Clause 18 – Dangerous Goods In accordance with the Hague-Visby Rules Article 4.6, the Clause provides the Carrier with various remedies to dispose of the dangerous goods in the event the consignor fails to provide the necessary information on such goods and of which the Carrier is unaware. In addition, the consignor shall be liable for and hold harmless the Carrier for all loss, damage, delay or expenses that may arise from the carriage of dangerous goods.

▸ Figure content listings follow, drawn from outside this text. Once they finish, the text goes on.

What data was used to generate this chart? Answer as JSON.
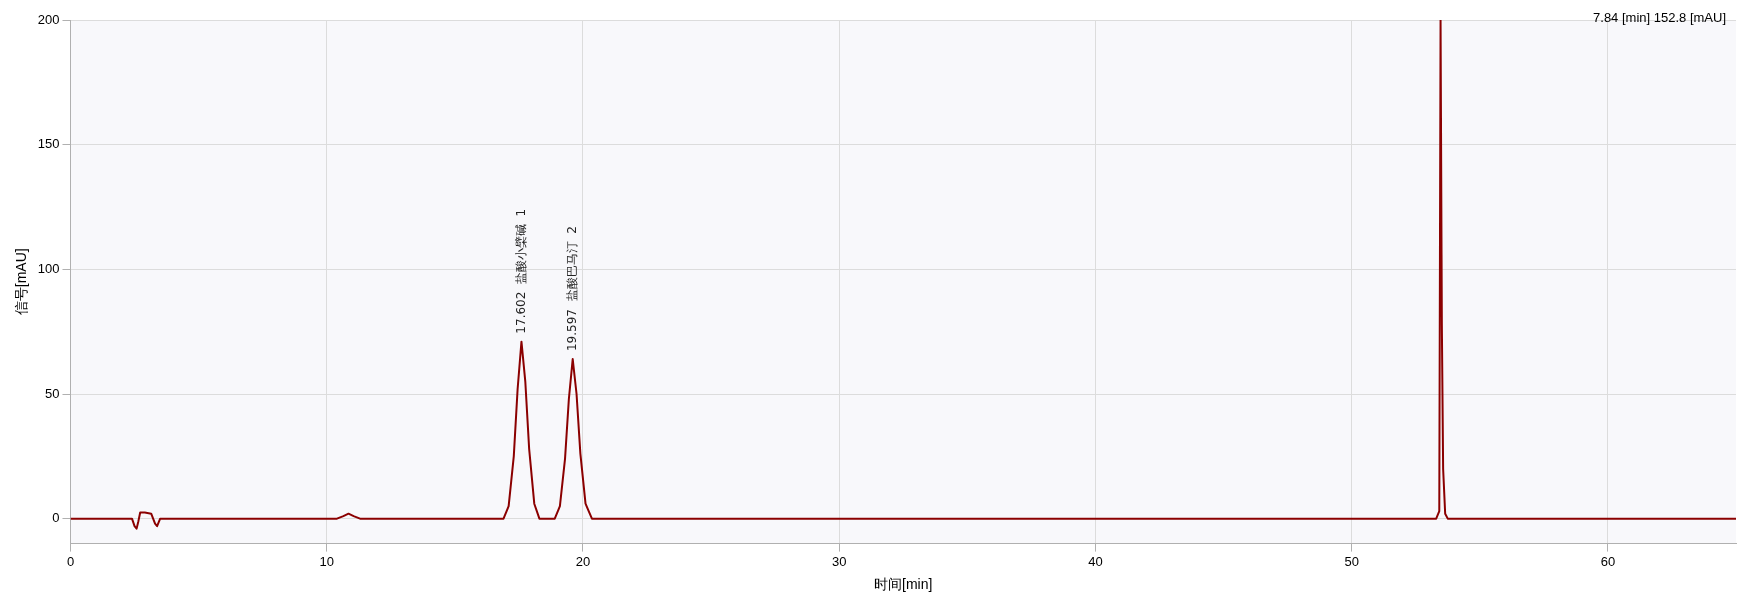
{
  "chart_data": {
    "type": "line",
    "xlabel": "时间[min]",
    "ylabel": "信号[mAU]",
    "x": [
      0,
      2.4,
      2.5,
      2.58,
      2.65,
      2.72,
      2.9,
      3.15,
      3.3,
      3.38,
      3.5,
      6,
      10.4,
      10.65,
      10.85,
      11.05,
      11.3,
      16.9,
      17.1,
      17.3,
      17.45,
      17.6,
      17.75,
      17.9,
      18.1,
      18.3,
      18.9,
      19.1,
      19.3,
      19.45,
      19.6,
      19.75,
      19.9,
      20.1,
      20.35,
      53.3,
      53.42,
      53.47,
      53.52,
      53.57,
      53.65,
      53.75,
      65
    ],
    "series": [
      {
        "color": "#8b0000",
        "values": [
          0,
          0,
          -3,
          -4,
          -1,
          2.5,
          2.5,
          2,
          -2,
          -3,
          0,
          0,
          0,
          1,
          2,
          1,
          0,
          0,
          5,
          25,
          52,
          71,
          55,
          28,
          6,
          0,
          0,
          5,
          24,
          48,
          64,
          50,
          26,
          6,
          0,
          0,
          3,
          200,
          78,
          20,
          2,
          0,
          0
        ]
      }
    ],
    "xlim": [
      0,
      65
    ],
    "xticks": [
      0,
      10,
      20,
      30,
      40,
      50,
      60
    ],
    "ylim": [
      -10,
      200
    ],
    "yticks": [
      0,
      50,
      100,
      150,
      200
    ],
    "grid": true,
    "legend": false,
    "marker": "none",
    "line_style": "solid",
    "annotations": [
      {
        "text": "17.602  盐酸小檗碱  1",
        "x": 17.602,
        "y": 71
      },
      {
        "text": "19.597  盐酸巴马汀  2",
        "x": 19.597,
        "y": 64
      },
      "7.84 [min]  152.8 [mAU]"
    ]
  }
}
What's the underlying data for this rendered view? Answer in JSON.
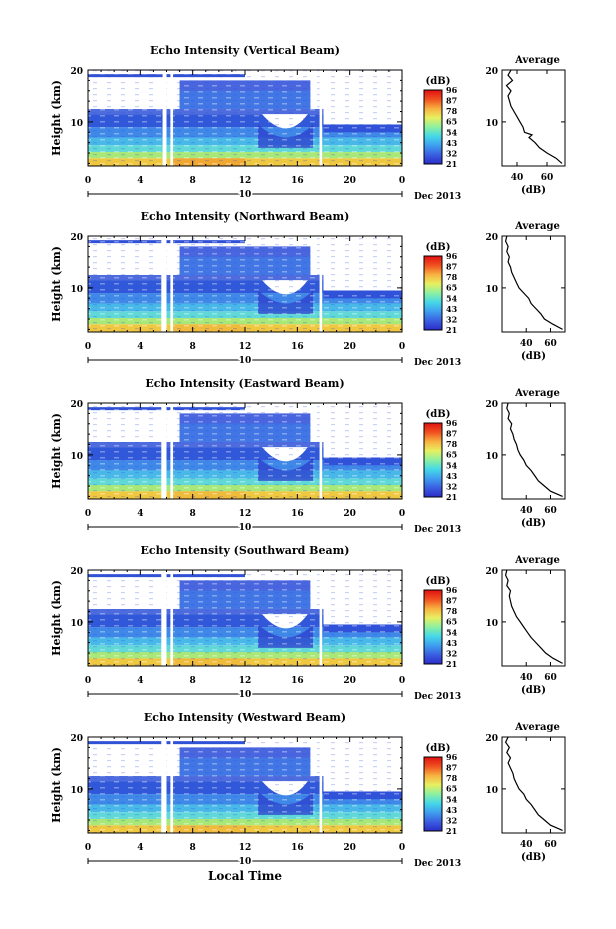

Clause 19 – Return of Containers Sub-clause (2) sets out the basic responsibilities of the consignor and the consignee to redeliver within the time prescribed in the Carrier’s tariff, containers, pallets or similar articles of transport to the Carrier in a clean state and in the same good order and condition as when received, normal wear and tear excepted. Sub-clause (3) (a) deals with the loading side of the transport, i.e. the consignor’s liabilities as a result of his non-compliance with the basic responsibilities under (2). As will be seen, the Clause seeks to extend the coverage of the contract of carriage as regards the consignor’s responsibilities for containers, pallets or similar articles of transport during the period between handing over to the consignor and the return to the Carrier of such articles, which would otherwise not be covered by contract of carriage. Sub-clause (3)(b) deals with the discharging end of the transport, i.e. the consignee’s liabilities as a result of his non-compliance with the responsibilities under (2). It should be noted, however, that there may be no legal basis to extend the coverage of the contract of carriage to a third party, such as the consignee, who has no contractual link with the carrier. Since, therefore, it may prove to be difficult, at least in some jurisdictions, to hold the consignee responsible, not being a party to the contract of carriage, sub-clause (b) holds the consignor and the consignee jointly and severally liable for non-compliance with the provisions of (2).
Clause 20 – Freight
Clause 21 – Lien
Clause 22 – General Average
Clause 23 – Both-to-Blame Collision Clause
Clause 24 – U.S. Trade The Clause further makes it clear that in the event the U.S. COGSA applies, the Carrier shall in no event become liable for loss of or damage to the goods in an amount exceeding the statutory limits, i.e. USD 500 per package or customary freight unit.